Wednesday, September 10, 2008

Apple Picking

On Monday evening, Nat and were playing outside and I had this brilliant idea that we should to an apple orchard Tuesday morning and pick apples. So I asked her if she thought that would be fun, her reply "wowie bozowie" (those familar with Boz the bear picked up on that) "yes mama, you are the best!" So I found a farm and even a recipe to make homemade applesauce and apple butter. Yes I am feeling slightly Betty Crockerish. Well it rained all night and by morning everything was a soggy mess, however we intended to go apple picking! We got dressed in our jeans and sweatshirts and nat wore her frog boots. We drove to the farm with sucj excitement to pull in and find out they were CLOSED! I am thinking what in the world...the website said they were open...I must be reading the sign wrong!
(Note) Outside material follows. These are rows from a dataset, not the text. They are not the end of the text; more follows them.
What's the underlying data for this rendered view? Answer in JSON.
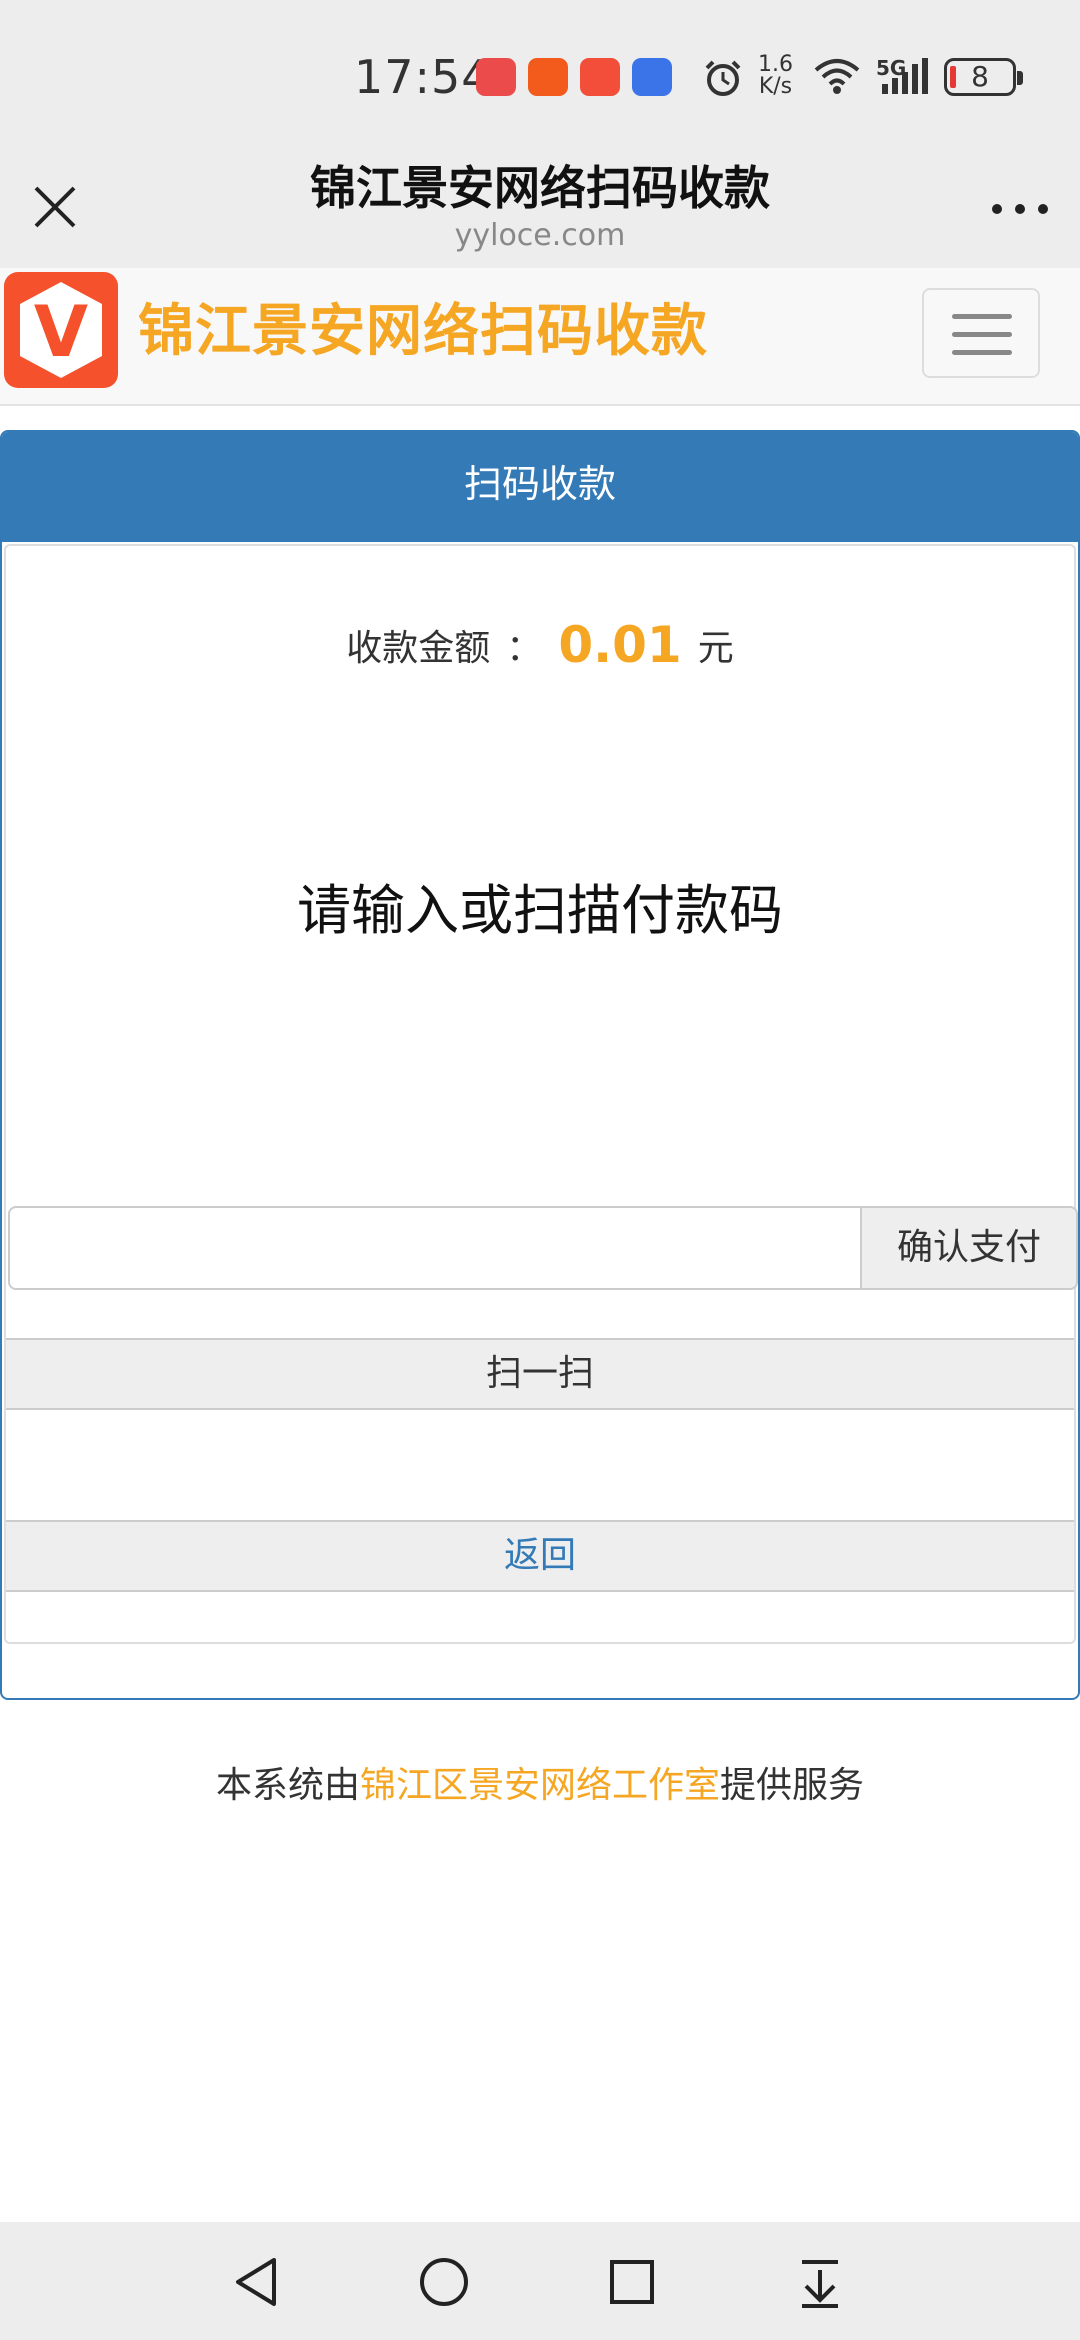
{
  "status_bar": {
    "time": "17:54",
    "network_speed_value": "1.6",
    "network_speed_unit": "K/s",
    "signal_label": "5G",
    "battery_level": "8",
    "app_icon_colors": [
      "#ec4b4b",
      "#f25b1c",
      "#f24e3a",
      "#3a74e8"
    ]
  },
  "browser": {
    "title": "锦江景安网络扫码收款",
    "domain": "yyloce.com",
    "close_icon": "close-icon",
    "more_icon": "more-icon"
  },
  "navbar": {
    "logo_letter": "V",
    "brand": "锦江景安网络扫码收款",
    "menu_icon": "hamburger-icon",
    "brand_color": "#f5a623"
  },
  "panel": {
    "heading": "扫码收款",
    "amount_label": "收款金额",
    "amount_separator": "：",
    "amount_value": "0.01",
    "amount_unit": "元",
    "prompt": "请输入或扫描付款码",
    "input_placeholder": "",
    "input_value": "",
    "confirm_label": "确认支付",
    "scan_label": "扫一扫",
    "back_label": "返回",
    "header_color": "#337ab7"
  },
  "footer": {
    "prefix": "本系统由",
    "company": "锦江区景安网络工作室",
    "suffix": "提供服务"
  },
  "system_nav": {
    "back": "back-triangle-icon",
    "home": "home-circle-icon",
    "recents": "recents-square-icon",
    "extra": "download-arrow-icon"
  }
}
Natti yells in the back "we're here, let's pick those apples". I then told her the news and her reply was let's go to another farm". I called my mom to share our bad news so she tried to find another farm for us to go to. Everything is closed on Tuesdays! I was having a real bad attitude about this...not sure why, it was apple picking afterall. I told the girls at work and later when talking to a friend, I told her too. Later that afternoon, after baking bread and finger painting, Nat said "this was a fun day mama, we can pick apples another day" I thought, oh my! I have had this bad attitude all day about picking apples and she has had a great day just being with me! My 3 three old gave me a serious attitude check!

Saturday, August 30, 2008

Three

This morning as I cuddled with my baby girl, I became slightly emotional remembering three years ago, I was holding her just the same as today. I have so many incredible memories of the past three years of our lives, but August 30th, 2005 was the beginning of it all. Where has the time vanished to? I just can't believe that little baby is such a big girl now. How quickly she went from totally depending on me to such strong independence. Now don't get me wrong...I am so glad she is growing up to be such a wonderful little lady. I have so much fun with her. She is like a little friend. We just talk and laugh and play. She has such a wonderful personality, she is so intelligent and I couldn't ask for a better little girl. Throughout our lives, we receive many blessings and discover such happiness, but when God blesses you with a child, that is the best blessing you could receive and everything about that child will bring you more happiness than you can contain! So, instead of being sad that my baby is really no longer my "baby", I am going wipe my tears and put a smile on my face and watch her fill my life with happiness! Happy Birthday Natalie! Mama Loves You!